Юлия Данзас родилась в Греции, получила степень доктора философии в Сорбонне, говорила на девяти языках и любила ездить верхом. Императрица назначила ее статс-фрейлиной, поручив заниматься благотворительными делами, но Юлия, которая терпеть не могла придворных дам, не говоря уже о Распутине, предпочла объездить полмира. Во время мировой войны работала медсестрой, затем добилась, чтобы ее взяли в казачий полк, научилась орудовать пикой и наравне с простыми солдатами курила махорку. Алексей познакомился с ней еще до войны, заинтересовавшись ее монографией, посвященной агностикам. После Октября он пригласил ее в редколлегию “Всемирной литературы”; том о Платоне для издательства написала Юлия. По предложению Алексея она стала руководить петроградским Домом ученых, как позднее Мария Федоровна – московским. Юлию арестовали в 1923 году, к тому времени она приняла католичество и постриглась в монахини. Отбыв пять лет в Сибири, в 1928 году она была переведена в Соловецкий лагерь, где работала счетоводом и громила в лагерной газете православное духовенство. На Соловках это считалось антирелигиозной пропагандой и потому приветствовалось. Догматик до мозга костей, говорил о ней Алексей, но при этом какой эрудит! О некоторых вещах она судит невероятно точно и объективно, а в других делах поразительно заблуждается.

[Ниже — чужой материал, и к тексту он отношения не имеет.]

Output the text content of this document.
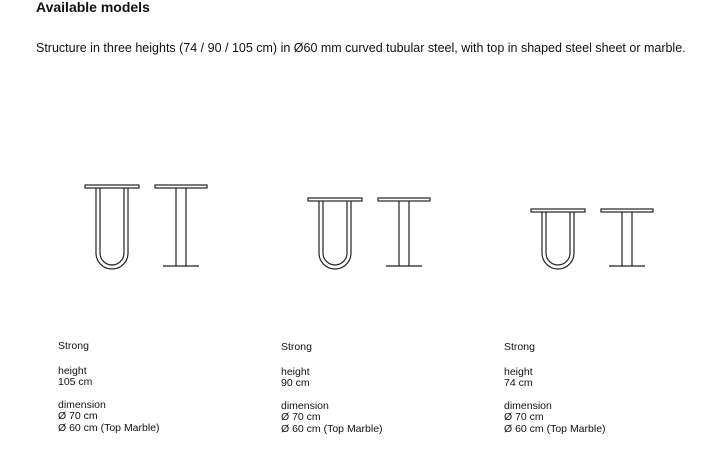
Available models

Structure in three heights (74 / 90 / 105 cm) in Ø60 mm curved tubular steel, with top in shaped steel sheet or marble.

Strong
height
105 cm
dimension
Ø 70 cm
Ø 60 cm (Top Marble)
Strong
height
90 cm
dimension
Ø 70 cm
Ø 60 cm (Top Marble)
Strong
height
74 cm
dimension
Ø 70 cm
Ø 60 cm (Top Marble)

После разговора с ней Алексей заявил чекистам, что не уедет, пока не встретится с настоящими заключенными и не примет от них все жалобы.
Чекисты перепугались, местные начальники пришли в такой ужас, что даже не стали звонить наверх. Лагерникам дали час на то, чтобы изложить на бумаге все свои беды и горести, и велели явиться в клубное помещение.

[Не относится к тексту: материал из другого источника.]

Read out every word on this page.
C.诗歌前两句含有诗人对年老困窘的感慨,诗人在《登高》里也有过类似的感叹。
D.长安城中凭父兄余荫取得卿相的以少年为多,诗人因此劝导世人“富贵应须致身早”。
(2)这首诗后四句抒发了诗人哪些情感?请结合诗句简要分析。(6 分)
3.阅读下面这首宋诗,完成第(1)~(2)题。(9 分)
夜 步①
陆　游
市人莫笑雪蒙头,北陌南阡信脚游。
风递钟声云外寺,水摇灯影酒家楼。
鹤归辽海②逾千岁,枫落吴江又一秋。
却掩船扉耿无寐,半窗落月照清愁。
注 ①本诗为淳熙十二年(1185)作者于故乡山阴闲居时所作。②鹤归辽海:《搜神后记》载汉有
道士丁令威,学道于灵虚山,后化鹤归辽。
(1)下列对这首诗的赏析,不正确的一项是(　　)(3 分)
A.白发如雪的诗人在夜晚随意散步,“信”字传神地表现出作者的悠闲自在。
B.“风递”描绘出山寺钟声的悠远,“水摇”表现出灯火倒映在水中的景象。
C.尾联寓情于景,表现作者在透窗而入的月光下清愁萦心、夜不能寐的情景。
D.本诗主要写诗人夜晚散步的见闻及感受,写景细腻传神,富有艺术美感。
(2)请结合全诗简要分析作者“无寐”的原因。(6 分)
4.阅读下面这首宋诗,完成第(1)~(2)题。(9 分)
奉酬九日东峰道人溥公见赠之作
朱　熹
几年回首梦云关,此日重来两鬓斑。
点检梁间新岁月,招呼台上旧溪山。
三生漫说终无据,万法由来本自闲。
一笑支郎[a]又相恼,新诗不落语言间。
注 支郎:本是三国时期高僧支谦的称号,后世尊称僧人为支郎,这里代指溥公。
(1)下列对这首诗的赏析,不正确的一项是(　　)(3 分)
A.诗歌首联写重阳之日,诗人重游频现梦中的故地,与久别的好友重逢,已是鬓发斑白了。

В зале постоянно находились двое чекистов, на улице – еще целая рота. Зэки молча ждали в очереди у дверей, в помещение входили по одному. Алексей стоял, отвернувшись к стене, и каждого вошедшего предупреждал, что принимает только анонимные жалобы. А то мало ли, загремит он в Бутырку, и там выбьют из него, кто тут ему жаловался. Те молча клали свои записки в его выставленную за спину ладонь и так же молча удалялись. Жалобы складывали в деревянные ящики.

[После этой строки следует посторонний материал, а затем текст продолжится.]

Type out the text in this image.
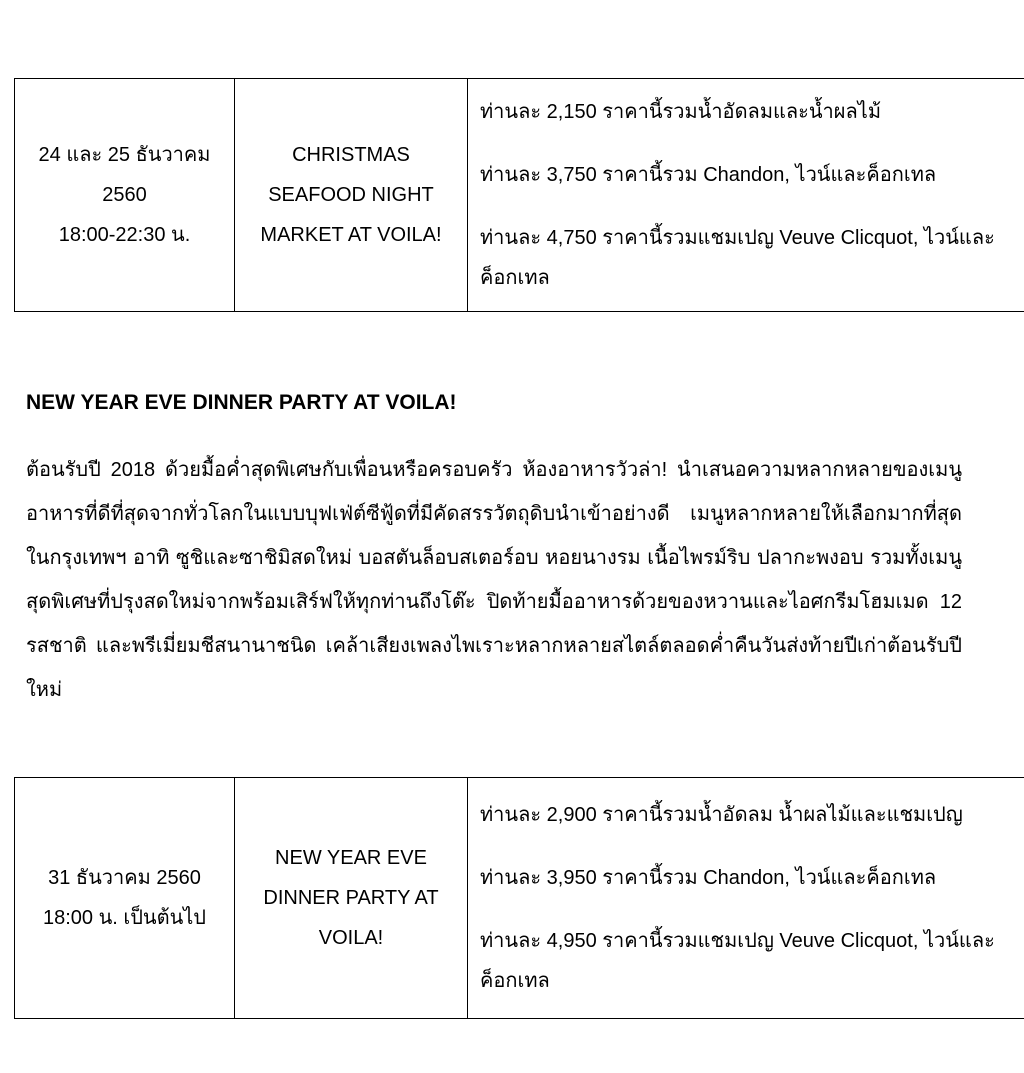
24 และ 25 ธันวาคม
2560
18:00-22:30 น.

CHRISTMAS
SEAFOOD NIGHT
MARKET AT VOILA!

ท่านละ 2,150 ราคานี้รวมน้ำอัดลมและน้ำผลไม้
ท่านละ 3,750 ราคานี้รวม Chandon, ไวน์และค็อกเทล
ท่านละ 4,750 ราคานี้รวมแชมเปญ Veuve Clicquot, ไวน์และค็อกเทล
NEW YEAR EVE DINNER PARTY AT VOILA!

ต้อนรับปี 2018 ด้วยมื้อค่ำสุดพิเศษกับเพื่อนหรือครอบครัว ห้องอาหารวัวล่า! นำเสนอความหลากหลายของเมนูอาหารที่ดีที่สุดจากทั่วโลกในแบบบุฟเฟ่ต์ซีฟู้ดที่มีคัดสรรวัตถุดิบนำเข้าอย่างดี เมนูหลากหลายให้เลือกมากที่สุดในกรุงเทพฯ อาทิ ซูชิและซาชิมิสดใหม่ บอสตันล็อบสเตอร์อบ หอยนางรม เนื้อไพรม์ริบ ปลากะพงอบ รวมทั้งเมนูสุดพิเศษที่ปรุงสดใหม่จากพร้อมเสิร์ฟให้ทุกท่านถึงโต๊ะ ปิดท้ายมื้ออาหารด้วยของหวานและไอศกรีมโฮมเมด 12 รสชาติ และพรีเมี่ยมชีสนานาชนิด เคล้าเสียงเพลงไพเราะหลากหลายสไตล์ตลอดค่ำคืนวันส่งท้ายปีเก่าต้อนรับปีใหม่

31 ธันวาคม 2560
18:00 น. เป็นต้นไป

NEW YEAR EVE
DINNER PARTY AT
VOILA!

ท่านละ 2,900 ราคานี้รวมน้ำอัดลม น้ำผลไม้และแชมเปญ
ท่านละ 3,950 ราคานี้รวม Chandon, ไวน์และค็อกเทล
ท่านละ 4,950 ราคานี้รวมแชมเปญ Veuve Clicquot, ไวน์และค็อกเทล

Часть записок в ту же ночь прочел он, другую половину в соседней комнате читала Тимоша. Читали они до рассвета, жалоб было порядочно, да и почерк у зэков был неразборчивый. Два чемодана с этими жалобами они с Тимошей взяли с собой на корабль и продолжали читать их там. В поезде они рассказывали друг другу об ужасах, о которых узнали из этих записок. А по прибытии каким-то непостижимым образом оба чемодана пропали.
Алексей наорал на Земелю. Ягода робко оправдывался, мол, от профессиональных воров нет защиты даже у ОГПУ. Чемоданы через пару дней нашлись. Один был пуст, а в другом – небольшая коробка с пеплом.
Алексей долго-долго перечислял Земеле, чего он ждет от него после этого.
Больше десяти человек из персонала лагеря были расстреляны, в том числе изверг Курилко, на которого многие жаловались. Многих чекистов убрали или арестовали, а новый начальник лагеря якобы смягчил режим.
Я вполне допускаю, что на Соловках и правда был сущий ад, но как можно кого-то расстреливать без суда? Откуда мог знать Алексей, что жалобы те писали не сами чекисты? Ведь под расстрел в результате могли пойти наиболее порядочные охранники!